一つでも機嫌を損ねれば、そこでクランが崩壊しかねない。
それだけの力を彼は、【竜将軍】から力を得た彼のエンブリオは有しているのだから。
「……分かった。ならばここから先、俺達のフラッグはアンタらに預けておく。今となっては100ポイント程度のものになるが、俺達は一か所に留まるよりも散開した方が今後は良さそうだ。ならばフラッグは使い物にならない。壊されないためには、【竜将軍】に預かってもらうのが一番だろう」
3位である〈パッチワークメモリー〉のメンバーの方針は決まっていた。
自害はしない。
リタイアもしない。
だが、少しくらいは傷跡を残して見せる。
やることは昨日と同じだ。
ひたすらに強敵とぶつかる。
連戦を続ければ倒されるだろう。
だが、一つ箇所に集まるよりも散らばることで、彼らのポイントを多々のクランに分散させ、クラン間のポイント差を増やさないようにする。
「……良いだろう」
何よりも戦果は重要だ。
神経質な男とて、このまま【竜将軍】の腰巾着の立場に甘んじるつもりはない。
どこかで自身の有用さを示さなければ、〈三王〉の連中に近づくことも出来ないのだ。
「改めて、このパルルワール・エスプリソが貴様ら〈パッチワークメモリー〉を採点してやろう。現状は妥協点。良くも悪くも活躍と失態をみせてくれた。これ以上の失点を許すな。点数稼ぎに邁進しろ。覇道は我らにあり、貴様らは覇道を固め行く先遣者となれ」
神経質な男は――パルルワールは眼鏡を掛け直すと鼻を鳴らす。
「ふん」
「あ、ああ……だけど――」
「ふん……ふん?」
もはやふざけているのかと思う程に鼻を鳴らすが、〈パッチワークメモリー〉の面々は別のことに不安を割いていた。
「行っちまったが……?」
みれば、【竜将軍】を追いかけるようにして〈ザ・ドラゴンズ〉のパルルワール以外のメンバーはいなくなっていた。

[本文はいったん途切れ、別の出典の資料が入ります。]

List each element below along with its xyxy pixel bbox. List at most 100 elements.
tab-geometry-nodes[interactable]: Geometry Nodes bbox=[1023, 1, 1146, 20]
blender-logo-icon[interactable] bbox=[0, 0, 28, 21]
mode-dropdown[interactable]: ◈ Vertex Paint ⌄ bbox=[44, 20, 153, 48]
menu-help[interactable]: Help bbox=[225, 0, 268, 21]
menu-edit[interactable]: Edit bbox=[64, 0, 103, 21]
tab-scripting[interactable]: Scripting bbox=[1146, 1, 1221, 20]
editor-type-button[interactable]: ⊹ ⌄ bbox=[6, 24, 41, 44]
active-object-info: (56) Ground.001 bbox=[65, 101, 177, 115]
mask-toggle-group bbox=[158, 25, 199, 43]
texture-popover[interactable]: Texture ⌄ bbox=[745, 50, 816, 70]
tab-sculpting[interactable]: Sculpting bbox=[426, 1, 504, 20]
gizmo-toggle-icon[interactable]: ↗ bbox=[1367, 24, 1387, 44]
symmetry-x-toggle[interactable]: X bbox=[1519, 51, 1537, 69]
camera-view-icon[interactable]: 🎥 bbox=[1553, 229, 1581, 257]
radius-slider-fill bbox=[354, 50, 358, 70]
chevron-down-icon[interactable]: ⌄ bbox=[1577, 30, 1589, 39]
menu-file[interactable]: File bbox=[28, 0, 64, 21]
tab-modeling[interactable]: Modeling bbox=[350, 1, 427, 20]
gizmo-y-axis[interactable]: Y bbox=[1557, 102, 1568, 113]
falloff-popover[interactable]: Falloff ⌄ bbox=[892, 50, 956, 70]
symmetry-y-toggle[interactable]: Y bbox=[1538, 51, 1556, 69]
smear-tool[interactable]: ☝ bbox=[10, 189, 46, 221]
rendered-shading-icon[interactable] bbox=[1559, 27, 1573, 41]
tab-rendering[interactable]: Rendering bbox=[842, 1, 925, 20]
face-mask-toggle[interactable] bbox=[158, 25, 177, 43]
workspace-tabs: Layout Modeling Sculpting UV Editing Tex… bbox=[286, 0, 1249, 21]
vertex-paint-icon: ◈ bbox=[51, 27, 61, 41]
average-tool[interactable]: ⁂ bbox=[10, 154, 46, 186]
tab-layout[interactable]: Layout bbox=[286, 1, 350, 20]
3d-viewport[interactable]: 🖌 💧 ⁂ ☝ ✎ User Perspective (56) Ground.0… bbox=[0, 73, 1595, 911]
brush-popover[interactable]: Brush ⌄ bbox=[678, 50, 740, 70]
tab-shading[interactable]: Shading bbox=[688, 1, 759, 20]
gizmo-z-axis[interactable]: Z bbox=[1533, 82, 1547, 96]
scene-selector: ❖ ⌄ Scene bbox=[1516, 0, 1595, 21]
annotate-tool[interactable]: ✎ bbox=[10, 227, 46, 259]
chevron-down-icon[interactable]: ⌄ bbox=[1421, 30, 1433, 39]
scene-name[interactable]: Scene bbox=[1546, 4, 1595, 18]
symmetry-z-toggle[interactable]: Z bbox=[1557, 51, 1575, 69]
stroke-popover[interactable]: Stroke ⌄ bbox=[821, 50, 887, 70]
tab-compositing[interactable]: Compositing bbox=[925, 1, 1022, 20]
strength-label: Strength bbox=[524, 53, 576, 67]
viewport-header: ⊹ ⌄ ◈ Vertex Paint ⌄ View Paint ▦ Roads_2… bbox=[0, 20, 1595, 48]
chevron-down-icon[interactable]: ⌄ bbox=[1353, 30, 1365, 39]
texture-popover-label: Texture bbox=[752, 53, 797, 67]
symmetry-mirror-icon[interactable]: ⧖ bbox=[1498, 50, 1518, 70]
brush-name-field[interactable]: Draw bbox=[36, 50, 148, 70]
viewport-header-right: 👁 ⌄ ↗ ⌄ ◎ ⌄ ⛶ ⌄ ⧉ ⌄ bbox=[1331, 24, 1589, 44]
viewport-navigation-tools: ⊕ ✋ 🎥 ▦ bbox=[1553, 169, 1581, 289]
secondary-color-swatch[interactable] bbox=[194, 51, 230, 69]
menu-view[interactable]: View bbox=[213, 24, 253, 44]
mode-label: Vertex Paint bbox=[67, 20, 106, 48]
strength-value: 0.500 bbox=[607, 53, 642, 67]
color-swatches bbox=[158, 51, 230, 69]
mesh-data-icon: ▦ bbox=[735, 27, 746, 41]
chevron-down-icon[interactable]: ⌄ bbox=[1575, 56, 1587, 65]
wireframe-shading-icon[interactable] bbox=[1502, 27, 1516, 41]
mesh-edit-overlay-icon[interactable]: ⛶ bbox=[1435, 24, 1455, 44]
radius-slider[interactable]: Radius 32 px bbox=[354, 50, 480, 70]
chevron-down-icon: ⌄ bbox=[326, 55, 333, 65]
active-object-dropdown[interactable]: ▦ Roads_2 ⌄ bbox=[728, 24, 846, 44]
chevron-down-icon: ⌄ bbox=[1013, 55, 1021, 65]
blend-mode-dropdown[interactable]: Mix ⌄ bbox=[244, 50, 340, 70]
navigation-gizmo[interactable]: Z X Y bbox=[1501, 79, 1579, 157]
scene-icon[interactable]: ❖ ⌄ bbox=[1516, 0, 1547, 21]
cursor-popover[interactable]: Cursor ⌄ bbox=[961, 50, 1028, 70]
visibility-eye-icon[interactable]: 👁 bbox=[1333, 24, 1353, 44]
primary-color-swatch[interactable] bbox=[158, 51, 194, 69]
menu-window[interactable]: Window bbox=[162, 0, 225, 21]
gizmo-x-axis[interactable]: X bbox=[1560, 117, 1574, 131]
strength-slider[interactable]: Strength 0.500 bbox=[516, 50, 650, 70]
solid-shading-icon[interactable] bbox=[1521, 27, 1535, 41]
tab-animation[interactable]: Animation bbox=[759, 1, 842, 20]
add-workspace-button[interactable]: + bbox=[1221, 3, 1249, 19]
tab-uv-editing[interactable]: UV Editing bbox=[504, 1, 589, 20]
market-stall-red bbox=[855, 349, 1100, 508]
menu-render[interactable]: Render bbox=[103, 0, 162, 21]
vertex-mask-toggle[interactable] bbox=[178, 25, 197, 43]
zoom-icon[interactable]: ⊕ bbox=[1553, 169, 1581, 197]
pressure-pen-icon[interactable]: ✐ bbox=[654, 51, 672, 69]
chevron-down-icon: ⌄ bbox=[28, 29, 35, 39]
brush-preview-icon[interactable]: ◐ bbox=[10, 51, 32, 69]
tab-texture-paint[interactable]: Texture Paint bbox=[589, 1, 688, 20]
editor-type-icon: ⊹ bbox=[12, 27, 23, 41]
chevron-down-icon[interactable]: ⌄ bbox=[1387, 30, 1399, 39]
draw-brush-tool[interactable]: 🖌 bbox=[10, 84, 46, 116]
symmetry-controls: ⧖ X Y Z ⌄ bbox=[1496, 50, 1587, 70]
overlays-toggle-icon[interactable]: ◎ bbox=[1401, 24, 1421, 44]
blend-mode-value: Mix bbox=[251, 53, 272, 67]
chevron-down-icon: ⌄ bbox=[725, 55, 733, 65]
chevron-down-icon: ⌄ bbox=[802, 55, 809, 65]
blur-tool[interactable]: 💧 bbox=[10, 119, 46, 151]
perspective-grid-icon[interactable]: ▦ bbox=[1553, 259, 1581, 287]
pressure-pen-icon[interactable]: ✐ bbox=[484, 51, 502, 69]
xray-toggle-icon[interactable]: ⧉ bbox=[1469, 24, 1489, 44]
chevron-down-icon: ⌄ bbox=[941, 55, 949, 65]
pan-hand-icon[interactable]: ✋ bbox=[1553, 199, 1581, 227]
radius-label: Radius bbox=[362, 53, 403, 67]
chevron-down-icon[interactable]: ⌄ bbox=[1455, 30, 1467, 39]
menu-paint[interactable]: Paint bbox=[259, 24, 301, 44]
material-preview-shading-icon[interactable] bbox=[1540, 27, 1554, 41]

「別に先遣隊が悪いとかじゃないけどよ……このままだと逸れちまうんじゃ……」
パルルワールにフラッグを手渡しながら既にみえなくなった〈ザ・ドラゴンズ〉達のことを思い出す。
いずれも、どこにでもいるような〈マスター〉だ。
聞いたことのない名ばかりであり、有名度でいえばむしろ〈パッチワークメモリー〉の二つ名持ちの方が上であった。……ほとんどが死亡してしまったが。
「ふん」
だが、パルルワールはそれに対し鼻を鳴らす。
「一つ、失点だな」
そして、その言葉を最後に彼は姿を消した。
靄がかかったようにとか、色が薄くなったとかではない。
突如として消えたのだ。
残された〈パッチワークメモリー〉のメンバーの手元から失われたフラッグ。
それこそがパルルワールが先ほどまでいた何よりの証である。